The Hortobágy, as one of the biggest unpopulated areas in Hungary, has dark and pristine (unpolluted) starry sky. Recognizing the dark-sky value of the Hortobágy, the National Park got a silver tier Dark Sky Park designation from the International Dark Sky Association in 2011.
The dark-sky park’s significance is mostly related to the undisturbed nighttime landscape, the shepherd tradition related to the starlit skies and the protection of the high biodiversity, especially the great number of migrating bird species and the special, nocturnal insect species. It is notable that many of the important breeding and nesting bird species (geese, crain, crakes etc.) and other species, especially many rare insect species are sensitive to light-pollution.
Being a dark sky park is an important tool to protect the nocturnal wildlife habitats as well as the landscape values of the Hortobágy which is an outstanding and unaltered wilderness area in the Great Hungarian Plain, in the middle of Europe.

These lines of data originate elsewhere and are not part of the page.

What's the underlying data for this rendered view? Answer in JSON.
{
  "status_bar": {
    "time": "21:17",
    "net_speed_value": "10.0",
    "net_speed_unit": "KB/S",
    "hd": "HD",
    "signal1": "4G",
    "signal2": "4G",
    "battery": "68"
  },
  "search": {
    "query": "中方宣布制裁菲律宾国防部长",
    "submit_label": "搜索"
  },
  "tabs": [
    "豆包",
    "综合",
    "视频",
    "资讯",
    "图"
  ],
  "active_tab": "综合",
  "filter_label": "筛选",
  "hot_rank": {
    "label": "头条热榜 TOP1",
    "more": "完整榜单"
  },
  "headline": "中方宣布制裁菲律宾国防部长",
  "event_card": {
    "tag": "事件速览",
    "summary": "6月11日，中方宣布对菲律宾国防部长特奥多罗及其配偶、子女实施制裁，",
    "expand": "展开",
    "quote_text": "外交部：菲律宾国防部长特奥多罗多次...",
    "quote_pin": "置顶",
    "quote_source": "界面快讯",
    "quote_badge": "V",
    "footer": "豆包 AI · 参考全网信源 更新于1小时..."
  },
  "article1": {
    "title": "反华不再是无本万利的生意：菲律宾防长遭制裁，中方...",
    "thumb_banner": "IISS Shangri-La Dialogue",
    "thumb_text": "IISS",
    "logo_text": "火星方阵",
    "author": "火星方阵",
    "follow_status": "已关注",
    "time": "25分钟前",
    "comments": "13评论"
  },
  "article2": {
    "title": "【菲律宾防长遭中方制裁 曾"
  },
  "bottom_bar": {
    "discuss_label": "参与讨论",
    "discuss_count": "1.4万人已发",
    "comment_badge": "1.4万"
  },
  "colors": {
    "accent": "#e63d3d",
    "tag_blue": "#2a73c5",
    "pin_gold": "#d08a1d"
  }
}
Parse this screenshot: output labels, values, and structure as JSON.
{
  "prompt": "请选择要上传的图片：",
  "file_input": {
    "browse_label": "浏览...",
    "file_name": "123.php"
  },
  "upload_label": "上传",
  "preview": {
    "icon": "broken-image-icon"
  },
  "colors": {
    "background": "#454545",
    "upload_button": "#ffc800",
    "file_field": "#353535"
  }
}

The Park has a cooperation agreement with the local stakeholders as well as with local and national conservation and astronomy NGOs to protect the area’s dark sky values.
The Park included the articles of the Lighting Plan of the Dark Sky Park to its Management Plan to protect the natural and scenic values of the undisturbed nighttime environment. The lighting regulations and the zoning gives us a possibility to control artificial lights within the park.